In the present case, Mr. Renström had been appointed official
counsel and it was the first applicant's own decision to appoint
Mr. Cramér his private counsel which was the reason for the Court of
Appeal to dismiss Mr. Renström. The fact that in the proceedings
before the Court of Appeal the first applicant did not have the
services of a lawyer could therefore to a considerable degree be
attributed to his own action. In view of this fact and having regard
to the applicant's ability to present the case himself and the short
duration of the sentence, this case can be distinguished from the
Granger case.
In the particular circumstances referred to above, the
Commission finds the complaint under Article 6 para. 3 (c)
(Art. 6-3-c) of the Convention to be manifestly ill-founded within the
meaning of Article 27 para. 2 (Art. 27-2) of the Convention.
6. The applicants also complain that the result of the judgment
of the Court of Appeal was to enforce against them a closed shop
contrary to Article 11 (Art. 11) of the Convention.
Article 11 para. 1 (Art. 11-1) provides:
"Everyone has the right to freedom of peaceful assembly
and to freedom of association with others, including
the right to form and join trade unions for the protection
of his interests."
The Commission observes that the Sami village is not a private
organisation but rather an institution created by legislation and the
1971 Reindeer Herding Act regulates membership of the Sami village.
Such institutions of public law cannot be considered as associations
within the meaning of Article 11 (Art. 11) of the Convention (No. 6094/73,
Dec. 6.7.77, D.R. 9 p. 5, and Eur.
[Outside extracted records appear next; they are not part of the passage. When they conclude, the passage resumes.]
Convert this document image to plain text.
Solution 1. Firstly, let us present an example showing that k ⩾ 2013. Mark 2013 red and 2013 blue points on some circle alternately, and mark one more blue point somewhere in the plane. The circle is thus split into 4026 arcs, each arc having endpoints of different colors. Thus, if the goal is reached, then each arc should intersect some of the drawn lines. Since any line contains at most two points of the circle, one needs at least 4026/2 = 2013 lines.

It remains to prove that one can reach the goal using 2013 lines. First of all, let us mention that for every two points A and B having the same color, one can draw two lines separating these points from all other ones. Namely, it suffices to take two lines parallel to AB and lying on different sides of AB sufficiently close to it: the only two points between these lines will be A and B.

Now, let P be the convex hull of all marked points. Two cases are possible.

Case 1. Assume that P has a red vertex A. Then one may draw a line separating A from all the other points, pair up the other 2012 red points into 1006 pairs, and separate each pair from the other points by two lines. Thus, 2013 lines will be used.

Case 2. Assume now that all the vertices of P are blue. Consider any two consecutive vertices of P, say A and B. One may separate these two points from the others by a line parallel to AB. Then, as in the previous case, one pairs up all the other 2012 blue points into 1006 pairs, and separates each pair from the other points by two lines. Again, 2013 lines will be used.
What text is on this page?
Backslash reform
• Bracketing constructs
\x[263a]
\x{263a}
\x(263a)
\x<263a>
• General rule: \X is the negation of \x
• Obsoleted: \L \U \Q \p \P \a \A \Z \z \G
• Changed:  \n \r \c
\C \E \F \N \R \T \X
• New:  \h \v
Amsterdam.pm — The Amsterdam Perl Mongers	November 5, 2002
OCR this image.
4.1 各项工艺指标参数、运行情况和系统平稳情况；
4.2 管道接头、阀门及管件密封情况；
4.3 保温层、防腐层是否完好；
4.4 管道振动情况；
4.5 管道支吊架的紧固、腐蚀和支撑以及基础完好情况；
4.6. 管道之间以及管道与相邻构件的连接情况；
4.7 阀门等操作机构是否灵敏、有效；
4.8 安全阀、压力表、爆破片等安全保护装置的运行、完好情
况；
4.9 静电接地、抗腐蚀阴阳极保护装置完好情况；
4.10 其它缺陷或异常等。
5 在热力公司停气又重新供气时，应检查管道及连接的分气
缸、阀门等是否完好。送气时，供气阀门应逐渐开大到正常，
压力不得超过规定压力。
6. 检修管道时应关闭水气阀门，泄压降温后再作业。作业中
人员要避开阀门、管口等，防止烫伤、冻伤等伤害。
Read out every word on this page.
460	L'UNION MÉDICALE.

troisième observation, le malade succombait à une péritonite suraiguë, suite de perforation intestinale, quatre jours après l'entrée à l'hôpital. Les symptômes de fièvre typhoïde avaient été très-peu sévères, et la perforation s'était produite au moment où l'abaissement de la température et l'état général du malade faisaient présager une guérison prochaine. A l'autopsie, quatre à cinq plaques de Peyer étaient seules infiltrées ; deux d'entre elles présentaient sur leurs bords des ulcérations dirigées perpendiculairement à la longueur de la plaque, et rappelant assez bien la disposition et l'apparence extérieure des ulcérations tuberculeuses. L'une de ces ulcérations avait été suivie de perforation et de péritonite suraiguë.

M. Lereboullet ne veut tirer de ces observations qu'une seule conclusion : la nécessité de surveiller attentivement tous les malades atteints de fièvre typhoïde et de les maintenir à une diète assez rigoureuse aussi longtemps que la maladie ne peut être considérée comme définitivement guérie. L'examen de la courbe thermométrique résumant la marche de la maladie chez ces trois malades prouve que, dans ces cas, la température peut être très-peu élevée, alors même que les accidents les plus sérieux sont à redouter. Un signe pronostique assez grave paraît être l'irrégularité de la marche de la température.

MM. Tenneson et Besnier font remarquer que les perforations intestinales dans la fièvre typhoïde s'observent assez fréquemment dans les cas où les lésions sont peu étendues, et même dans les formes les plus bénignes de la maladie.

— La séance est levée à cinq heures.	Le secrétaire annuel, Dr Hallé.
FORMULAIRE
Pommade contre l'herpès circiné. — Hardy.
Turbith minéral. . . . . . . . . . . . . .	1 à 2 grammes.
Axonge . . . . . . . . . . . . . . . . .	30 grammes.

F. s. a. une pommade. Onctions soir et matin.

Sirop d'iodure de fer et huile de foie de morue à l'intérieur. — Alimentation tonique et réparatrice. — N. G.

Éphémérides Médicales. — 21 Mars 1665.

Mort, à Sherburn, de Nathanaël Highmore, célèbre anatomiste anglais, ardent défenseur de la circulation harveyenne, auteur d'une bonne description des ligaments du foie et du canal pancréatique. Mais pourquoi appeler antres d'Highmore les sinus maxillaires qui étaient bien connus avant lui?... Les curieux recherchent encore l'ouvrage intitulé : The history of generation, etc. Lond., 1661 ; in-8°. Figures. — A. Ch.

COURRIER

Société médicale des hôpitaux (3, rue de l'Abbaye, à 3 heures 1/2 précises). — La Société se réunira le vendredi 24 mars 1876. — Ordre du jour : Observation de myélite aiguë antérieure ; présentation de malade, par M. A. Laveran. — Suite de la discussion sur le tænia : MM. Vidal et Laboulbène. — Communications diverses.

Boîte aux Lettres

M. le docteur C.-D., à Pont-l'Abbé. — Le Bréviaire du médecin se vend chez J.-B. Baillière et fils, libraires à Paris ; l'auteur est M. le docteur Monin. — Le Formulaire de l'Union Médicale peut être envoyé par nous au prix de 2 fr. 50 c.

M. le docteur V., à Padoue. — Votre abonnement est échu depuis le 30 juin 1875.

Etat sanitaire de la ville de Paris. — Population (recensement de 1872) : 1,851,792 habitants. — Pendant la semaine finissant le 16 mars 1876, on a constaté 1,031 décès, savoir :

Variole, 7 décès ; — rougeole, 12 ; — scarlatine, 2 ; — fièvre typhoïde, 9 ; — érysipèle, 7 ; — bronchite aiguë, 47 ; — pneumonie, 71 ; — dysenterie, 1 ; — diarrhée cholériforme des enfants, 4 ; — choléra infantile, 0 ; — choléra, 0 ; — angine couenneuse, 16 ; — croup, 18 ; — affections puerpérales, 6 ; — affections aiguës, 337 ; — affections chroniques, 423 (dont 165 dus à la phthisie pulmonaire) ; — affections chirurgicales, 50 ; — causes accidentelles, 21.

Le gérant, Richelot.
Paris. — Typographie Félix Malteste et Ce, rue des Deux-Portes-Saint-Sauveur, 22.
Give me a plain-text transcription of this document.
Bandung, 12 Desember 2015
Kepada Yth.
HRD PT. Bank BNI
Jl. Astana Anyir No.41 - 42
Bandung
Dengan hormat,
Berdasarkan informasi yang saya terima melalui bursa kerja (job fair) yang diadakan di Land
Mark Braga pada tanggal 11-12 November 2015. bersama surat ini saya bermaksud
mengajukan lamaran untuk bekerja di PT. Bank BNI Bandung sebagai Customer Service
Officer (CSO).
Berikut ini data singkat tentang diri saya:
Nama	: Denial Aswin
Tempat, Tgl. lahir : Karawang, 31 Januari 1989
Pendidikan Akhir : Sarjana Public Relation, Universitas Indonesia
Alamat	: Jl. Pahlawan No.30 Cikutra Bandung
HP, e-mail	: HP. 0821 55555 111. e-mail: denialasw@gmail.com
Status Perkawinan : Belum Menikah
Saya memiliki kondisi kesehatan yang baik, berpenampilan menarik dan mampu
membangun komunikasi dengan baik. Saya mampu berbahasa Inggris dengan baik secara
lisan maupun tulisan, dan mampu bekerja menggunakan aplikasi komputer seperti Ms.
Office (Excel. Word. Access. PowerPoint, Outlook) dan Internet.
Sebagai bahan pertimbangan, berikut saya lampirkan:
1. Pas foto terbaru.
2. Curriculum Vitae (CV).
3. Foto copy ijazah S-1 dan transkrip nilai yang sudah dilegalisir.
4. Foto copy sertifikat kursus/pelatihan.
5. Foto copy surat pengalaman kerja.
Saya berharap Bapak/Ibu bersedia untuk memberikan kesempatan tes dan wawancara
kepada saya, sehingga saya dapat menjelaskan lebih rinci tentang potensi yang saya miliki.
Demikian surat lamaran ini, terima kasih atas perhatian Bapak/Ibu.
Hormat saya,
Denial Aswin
Court H.R., Le Compte, Van Leuven
and De Meyere judgment of 23 June 1981, Series A No. 43, pp. 26-27,
paras. 64-65).
It follows that this complaint is manifestly ill-founded
within the meaning of Article 27 para. 2 (Art. 27-2) of the Convention.
7. The applicants complain that they were deprived of property in
violation of Article 1 of Protocol No. 1 (P1-1) to the Convention as a
result of the proceedings ending in the Supreme Court's decision of 19
November 1985.
Article 1 of Protocol No. 1 (P1-1) protects the right to the
peaceful enjoyment of possessions and provides that no one shall be
deprived of his possessions except under certain conditions.
However, the Commission considers that the applicants were not
deprived of any property right as a result of the proceedings which
are the object of the present case. If they were at all deprived of
any property this deprivation took place, at the latest, when the 1971
Reindeer Herding Act entered into force on 1 July 1971. It is
therefore from that date that the time limit of six months laid down
in Article 26 (Art. 26) for lodging an application with the Commission
must be calculated. Consequently, since the present application was
introduced on 20 October 1984, this part of the application is out of
time and must be rejected under Articles 26 (Art. 26) and 27 para. 3
(Art. 27-3) of the Convention.
8. The applicants also allege violations of Articles 3, 13, 14,
17 and 18 (Art. 3, 13, 14, 17, 18) of the Convention and of
Article 2 of Protocol No. 4 (P4-2) to the Convention.
The Commission has examined these complaints as they have been
submitted by the applicants. However, they do not disclose any
appearance of violations of the rights and freedoms invoked by the
applicants.
It follows that these parts of the application are again
manifestly ill-founded within the meaning of Article 27 para. 2
(Art. 27-2) of the Convention.
For these reasons, the Commission, by a majority
DECLARES THE APPLICATION INADMISSIBLE.